Voice cloning refers to the artificial replication of a certain human voice. Several deep learning approaches were studied for voice cloning. After studying learning approaches, a cloning system was offered that creates natural-sounding audio samples within few seconds of source speech from the target speaker. From a speaker verification challenge to text-to-speech synthesis with multi-speaker capability, the current study used a transfer learning technique. In a zero-shot mode, this system creates speech sounds in the voices of various speakers, even individuals who were not seen during the training process. The current study used latent embedding’s to encode speaker-specific information, enabling additional model parameters to be pooled across all speakers.
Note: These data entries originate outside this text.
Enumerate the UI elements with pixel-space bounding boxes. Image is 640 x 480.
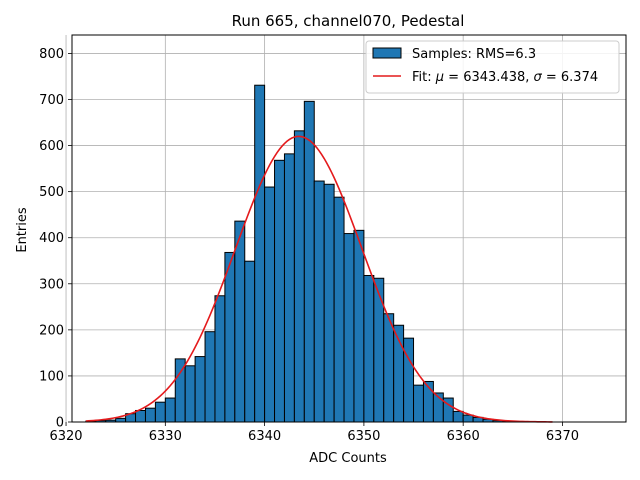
histogram-bar [373, 277, 385, 423]
histogram-bar [194, 356, 206, 423]
histogram-bar [214, 295, 226, 423]
y-tick-label: 100 [39, 369, 64, 384]
y-tick-label: 500 [39, 185, 64, 200]
x-tick-label: 6330 [149, 429, 182, 444]
y-tick-label: 600 [39, 139, 64, 154]
histogram-bar [313, 180, 325, 423]
y-tick-label: 300 [39, 277, 64, 292]
histogram-bar [293, 130, 305, 423]
histogram-bar [244, 260, 256, 423]
histogram-bar [274, 159, 285, 423]
x-tick-label: 6360 [447, 429, 480, 444]
chart-title: Run 665, channel070, Pedestal [232, 12, 465, 30]
legend-fit-sigma-symbol: σ [534, 70, 543, 85]
histogram-bar [333, 196, 345, 423]
y-axis-label: Entries [15, 207, 30, 253]
x-tick-label: 6320 [49, 429, 82, 444]
histogram-bar [283, 153, 295, 423]
histogram-bar [184, 365, 196, 423]
histogram-bar [323, 183, 335, 423]
histogram-bar [164, 397, 176, 423]
legend-fit-prefix: Fit: [412, 70, 436, 85]
histogram-bar [452, 410, 464, 423]
plot-frame [71, 34, 627, 423]
x-axis-ticks: 6320 6330 6340 6350 6360 6370 [49, 422, 579, 444]
legend-samples-swatch [372, 47, 402, 59]
legend-samples-label: Samples: RMS=6.3 [412, 47, 536, 62]
histogram-bar [383, 313, 395, 423]
y-tick-label: 200 [39, 323, 64, 338]
histogram-bar [224, 251, 236, 423]
histogram-bar [144, 407, 156, 423]
legend-fit-sigma-value: = 6.374 [542, 70, 598, 85]
histogram-bar [462, 414, 474, 423]
gaussian-fit-curve [85, 135, 553, 423]
legend-fit-mu-symbol: μ [435, 70, 444, 85]
x-tick-label: 6370 [546, 429, 579, 444]
histogram-bar [353, 229, 365, 423]
histogram-bar [264, 186, 276, 423]
histogram-bar [204, 331, 216, 423]
y-tick-label: 400 [39, 231, 64, 246]
legend-fit-label: Fit: μ = 6343.438, σ = 6.374 [412, 70, 598, 85]
histogram-bar [115, 417, 127, 423]
histogram-bar [303, 100, 315, 423]
histogram-bar [154, 401, 166, 423]
y-tick-label: 700 [39, 93, 64, 108]
x-tick-label: 6350 [347, 429, 380, 444]
x-tick-label: 6340 [248, 429, 281, 444]
histogram-bars [85, 84, 524, 423]
histogram-bar [135, 409, 146, 423]
legend: Samples: RMS=6.3 Fit: μ = 6343.438, σ = … [365, 40, 620, 94]
y-tick-label: 800 [39, 47, 64, 62]
histogram-bar [343, 233, 355, 423]
legend-box [365, 40, 620, 94]
histogram-bar [413, 384, 424, 423]
histogram-bar [254, 84, 266, 423]
histogram-bar [363, 274, 375, 423]
legend-fit-mu-value: = 6343.438, [444, 70, 533, 85]
histogram-bar [234, 220, 246, 423]
y-tick-label: 0 [56, 416, 64, 431]
y-axis-ticks: 0 100 200 300 400 500 600 700 800 [39, 47, 72, 431]
x-axis-label: ADC Counts [309, 451, 387, 466]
The speaker modelling stage was separated from voice synthesis by training a discrete speaker-discriminative encoder network. This is because networks require distinct types of input, disconnection enables each to be trained using separate datasets. When employed for zero-shot adaptability to unknown speakers, an embedding-based technique for voice cloning enhances speaker resemblance. Furthermore, it reduces computational resource needs which may be advantageous for use-cases requiring minimal resource deployment.